Madame [Z] [W] a été embauchée à compter du 7 août 2000 par la SAS MA.

A la fin de la relation contractuelle, la salariée occupait les fonctions de directrice commerciale export.

Elle exerçait par ailleurs les mandats de membre titulaire du CE Pôle Junior, déléguée du personnel titulaire, membre titulaire du comité central d'entreprise et déléguée syndical.

Par jugement en date du 16 février 2011, le tribunal d'instance de Rennes a notamment constaté que la société Groupe [L] et la SAS MA constituaient, avec 15 autres sociétés, une unité économique et sociale (UES) à compter du 30 novembre 2010.

Le 18 juin 2013, un plan de sauvegarde de l'emploi a été mis en place au sein de l'UES [L].

Le 26 juin 2013, Mme [W] s'est vu proposer une modification de son contrat de travail pour motif économique. La salariée a refusé cette modification le 30 octobre 2013.

Le 8 novembre 2013, la SAS MA a proposé à Mme [W] un poste de reclassement de directrice commerciale export, situé à [Localité 4], en lui joignant à titre d'information la liste des postes disponibles en France. La salariée a refusé la proposition.

Le 15 novembre 2013, elle a été reçue en entretien préalable.

Par lettre du 13 décembre 2013, Mme [W] étant salariée protégée, la SAS MA a sollicité de l'inspection du travail l'autorisation de procéder au licenciement économique de Mme [W].

Le 14 janvier 2014, l'inspection du travail a refusé d'autoriser le licenciement pour motif économique de Mme [W].

Le 12 février 2014, elle a été reçue en entretien préalable et il lui a été remis un document de présentation du contrat de sécurisation professionnelle le 13 février 2014.

Par lettre du 17 février 2014, la SAS MA a sollicité de l'inspection du travail l'autorisation de procéder au licenciement économique de Mme [W].

Le 25 février 2014, deux postes d'attachée commerciale ont été proposés à la salariée qui les a refusés le 17 mars 2014.

Le 28 mars 2014, l'inspection du travail a autorisé le licenciement pour motif économique de Mme [W].

La notification de licenciement a été adressée le 1er avril 2014 et le contrat a pris fin le 1er juillet 2014.

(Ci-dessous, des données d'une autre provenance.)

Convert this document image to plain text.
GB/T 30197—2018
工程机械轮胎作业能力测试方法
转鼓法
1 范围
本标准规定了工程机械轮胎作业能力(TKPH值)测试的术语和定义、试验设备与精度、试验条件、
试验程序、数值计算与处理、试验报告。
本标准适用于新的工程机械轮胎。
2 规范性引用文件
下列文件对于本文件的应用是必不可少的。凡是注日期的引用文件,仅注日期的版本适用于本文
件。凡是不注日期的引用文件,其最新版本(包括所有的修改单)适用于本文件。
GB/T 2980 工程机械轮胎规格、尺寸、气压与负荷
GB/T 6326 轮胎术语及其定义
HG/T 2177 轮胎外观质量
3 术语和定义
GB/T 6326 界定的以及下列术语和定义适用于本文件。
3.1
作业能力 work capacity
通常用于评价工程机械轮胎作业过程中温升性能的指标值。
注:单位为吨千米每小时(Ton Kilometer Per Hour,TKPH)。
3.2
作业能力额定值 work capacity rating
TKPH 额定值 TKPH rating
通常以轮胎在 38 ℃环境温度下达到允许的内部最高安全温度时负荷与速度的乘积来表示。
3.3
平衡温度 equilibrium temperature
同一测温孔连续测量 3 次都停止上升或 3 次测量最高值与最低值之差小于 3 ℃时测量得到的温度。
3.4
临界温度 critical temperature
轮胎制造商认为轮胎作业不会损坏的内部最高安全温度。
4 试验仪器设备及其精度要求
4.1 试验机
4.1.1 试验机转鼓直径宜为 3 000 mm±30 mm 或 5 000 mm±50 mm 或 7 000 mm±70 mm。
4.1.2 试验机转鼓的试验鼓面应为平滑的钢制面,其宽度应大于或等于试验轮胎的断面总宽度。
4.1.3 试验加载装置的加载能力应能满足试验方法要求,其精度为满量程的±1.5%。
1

Le 30 mars 2015, Mme [W] a saisi le conseil de prud'hommes de Bordeaux aux fins de voir dire son licenciement dépourvu de cause réelle et sérieuse et de demander des dommages et intérêts afférents.

La SA Groupe [L], la SAS MA, la SAS Laherrere et la société [L] Logistique ont été appelées à la cause.

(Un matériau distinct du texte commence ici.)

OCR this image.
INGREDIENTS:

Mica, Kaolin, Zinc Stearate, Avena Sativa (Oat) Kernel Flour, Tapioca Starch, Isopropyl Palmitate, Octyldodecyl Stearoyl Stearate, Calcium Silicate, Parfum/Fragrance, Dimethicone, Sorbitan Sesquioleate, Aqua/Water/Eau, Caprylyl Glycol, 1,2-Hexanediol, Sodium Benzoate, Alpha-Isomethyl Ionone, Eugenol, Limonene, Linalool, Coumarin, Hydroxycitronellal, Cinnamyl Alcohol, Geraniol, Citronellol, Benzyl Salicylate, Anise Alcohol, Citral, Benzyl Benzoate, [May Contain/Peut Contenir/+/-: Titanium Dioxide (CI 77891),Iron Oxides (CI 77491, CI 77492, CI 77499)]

Par jugement en date du 2 mars 2018, la formation de départage du conseil de prud'hommes de Bordeaux a constaté que la SA Groupe [L] et la SAS MA sont co-employeurs de Mme [W], dit que le conseil n'est pas compétent pour apprécier la réalité et le sérieux du licenciement, constaté que le licenciement a été autorisé par l'inspection du travail et qu'il n'a pas fait l'objet d'une contestation devant les juridictions compétentes, débouté Mme [W] de ses demandes de dommages et intérêts, débouté les défenderesses de leur demande au titre des dispositions de l'article 700 du code de procédure civile et condamné Mme [W] au surplus des dépens.

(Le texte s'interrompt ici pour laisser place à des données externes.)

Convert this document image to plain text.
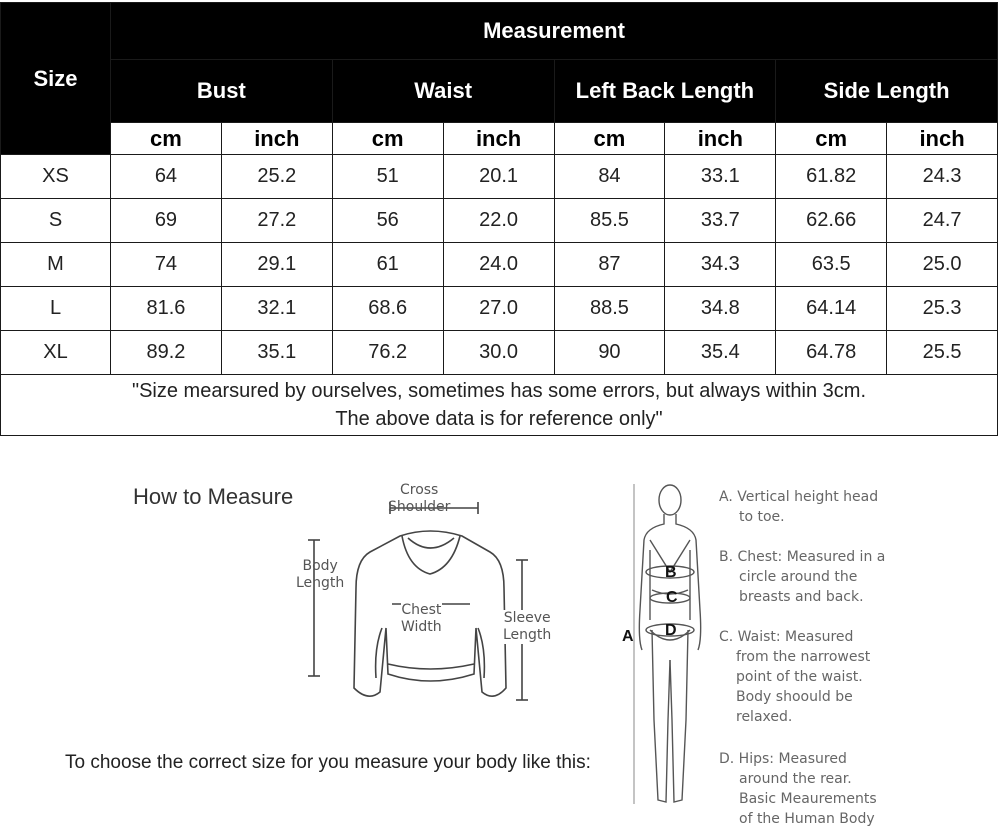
Size	Measurement							
	Bust		Waist		Left Back Length		Side Length	
	cm	inch	cm	inch	cm	inch	cm	inch
XS	64	25.2	51	20.1	84	33.1	61.82	24.3
S	69	27.2	56	22.0	85.5	33.7	62.66	24.7
M	74	29.1	61	24.0	87	34.3	63.5	25.0
L	81.6	32.1	68.6	27.0	88.5	34.8	64.14	25.3
XL	89.2	35.1	76.2	30.0	90	35.4	64.78	25.5
"Size mearsured by ourselves, sometimes has some errors, but always within 3cm.
The above data is for reference only"								
How to Measure	Cross
Shoulder
Body
Length
Chest
Width
Sleeve
Length
To choose the correct size for you measure your body like this:
A
B
C
D
A. Vertical height head
to toe.
B. Chest: Measured in a
circle around the
breasts and back.
C. Waist: Measured
from the narrowest
point of the waist.
Body shoould be
relaxed.
D. Hips: Measured
around the rear.
Basic Meaurements
of the Human Body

Par déclaration en date du 5 avril 2018, Mme [W] a relevé appel partiel du jugement de première instance dans des conditions de forme et de délai qui ne sont pas discutées.

MOYENS ET PRÉTENTIONS

Aux termes de ses dernières écritures signifiées par RPVA le 13 janvier 2020, auxquelles la cour se réfère expressément, Mme [W] sollicite de la cour la confirmation du jugement du 2 mars 2018 en ce qu'il a constaté que la SA Groupe [L] et la SAS MA sont co-employeurs à son égard, et statuant à nouveau, demande à la cour de :

- condamner les intimées à :

- 85 100 euros, à titre de dommages et intérêts pour nullité du plan de sauvegarde de l'emploi sur le fondement de l'article L.1235-10 du code du travail,

- 10 000 euros à titre de la perte sur indemnité légale de licenciement,

- 1 500 euros sur le fondement de l'article 700 du code de procédure civile,

- outre les entiers dépens dont distraction au profit de Maître Maire, en application de l'article 699 du code de procédure civile,

- le cas échéant, débouter les intimées de leur appel incident et demandes

reconventionnelles.

A l'appui de ses prétentions, l'appelante fait essentiellement valoir :

- que la SA Groupe [L] n'était pas l'employeur de droit mais se trouvait en position de co-employeur, qu'à tout le moins la responsabilité extracontractuelle de cette société est engagée,

- que le plan de sauvegarde de l'emploi est nul, pour insuffisance du plan de reclassement, défaut d'information et absence de mesures relatives aux risques psycho-sociaux.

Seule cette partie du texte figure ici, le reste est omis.